No, I thought. You got me.
“Do you remember how, when we were kids, we used to play that little game with the folded pieces of paper?”

“To tell our fortune?”

I nodded.

“Good gosh, I haven’t thought of that in years.”

“I dreamed about it last night.”

“You have weird dreams, Evangeline.” She drew on her cigarette again.

I chuckled then. “Maybe. But what I was thinking was . . . how it all turned out . . . and really, how unfortunate your future was. Only we didn’t see that back then. What I remember about the dream is that the game said you would marry a lawyer and have a few kids and live in a wooden house.”
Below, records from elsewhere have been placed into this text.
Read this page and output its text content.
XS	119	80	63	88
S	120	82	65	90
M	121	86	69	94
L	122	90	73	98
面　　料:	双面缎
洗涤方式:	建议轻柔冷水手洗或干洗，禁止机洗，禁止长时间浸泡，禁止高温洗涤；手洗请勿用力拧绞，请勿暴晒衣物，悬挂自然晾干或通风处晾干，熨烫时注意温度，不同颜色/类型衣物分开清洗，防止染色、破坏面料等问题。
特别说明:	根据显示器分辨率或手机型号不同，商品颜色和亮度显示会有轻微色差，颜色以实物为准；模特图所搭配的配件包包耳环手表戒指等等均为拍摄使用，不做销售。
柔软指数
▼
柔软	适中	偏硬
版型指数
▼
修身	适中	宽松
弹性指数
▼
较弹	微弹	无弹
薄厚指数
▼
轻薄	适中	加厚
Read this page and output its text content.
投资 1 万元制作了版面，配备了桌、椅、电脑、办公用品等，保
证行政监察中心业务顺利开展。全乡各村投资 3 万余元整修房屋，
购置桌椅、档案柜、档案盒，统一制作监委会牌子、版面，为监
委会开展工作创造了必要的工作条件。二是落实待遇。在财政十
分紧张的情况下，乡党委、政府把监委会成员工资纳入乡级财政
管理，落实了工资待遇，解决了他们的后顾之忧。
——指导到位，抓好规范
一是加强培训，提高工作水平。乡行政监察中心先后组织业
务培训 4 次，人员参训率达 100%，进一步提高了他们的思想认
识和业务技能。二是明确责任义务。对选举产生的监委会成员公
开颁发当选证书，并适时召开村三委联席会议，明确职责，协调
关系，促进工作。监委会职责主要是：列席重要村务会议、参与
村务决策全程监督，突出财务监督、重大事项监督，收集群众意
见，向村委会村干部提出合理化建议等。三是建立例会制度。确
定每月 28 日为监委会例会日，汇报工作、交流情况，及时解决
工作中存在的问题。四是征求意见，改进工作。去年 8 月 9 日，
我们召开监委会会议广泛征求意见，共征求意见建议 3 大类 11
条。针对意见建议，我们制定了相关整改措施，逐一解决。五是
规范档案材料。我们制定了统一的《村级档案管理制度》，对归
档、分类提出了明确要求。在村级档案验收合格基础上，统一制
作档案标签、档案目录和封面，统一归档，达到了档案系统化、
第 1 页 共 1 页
Dee Dee was quiet. She pursed her lips, then said, “Seems like no matter how many times we played that game, we got a differ- ent answer. But life isn’t a game, Evangeline. It’s a gamble, but it’s not a game.”

I looked over to the Bible lying on the table next to me. “Not according to the Good Book.”

“That was Mama’s. Mama believed without question what I have trouble believing even with the answers.”

Maybe, I thought, because certain Christians haven’t made it too easy for you to believe the message of the book.
I looked back at her and, for the briefest of moments, saw the little girl who had once been my friend. “Look, Doreen . . . Dee Dee. I know you and I won’t ever be close, and that’s okay. But I would like to work with you as best as possible. We’ve got the catering business going, and you’ve got the bartending thing going—you and Velvet. We can at least keep it civil.” I looked at the photos again. “It’s helped, I think, knowing what you’ve been through.”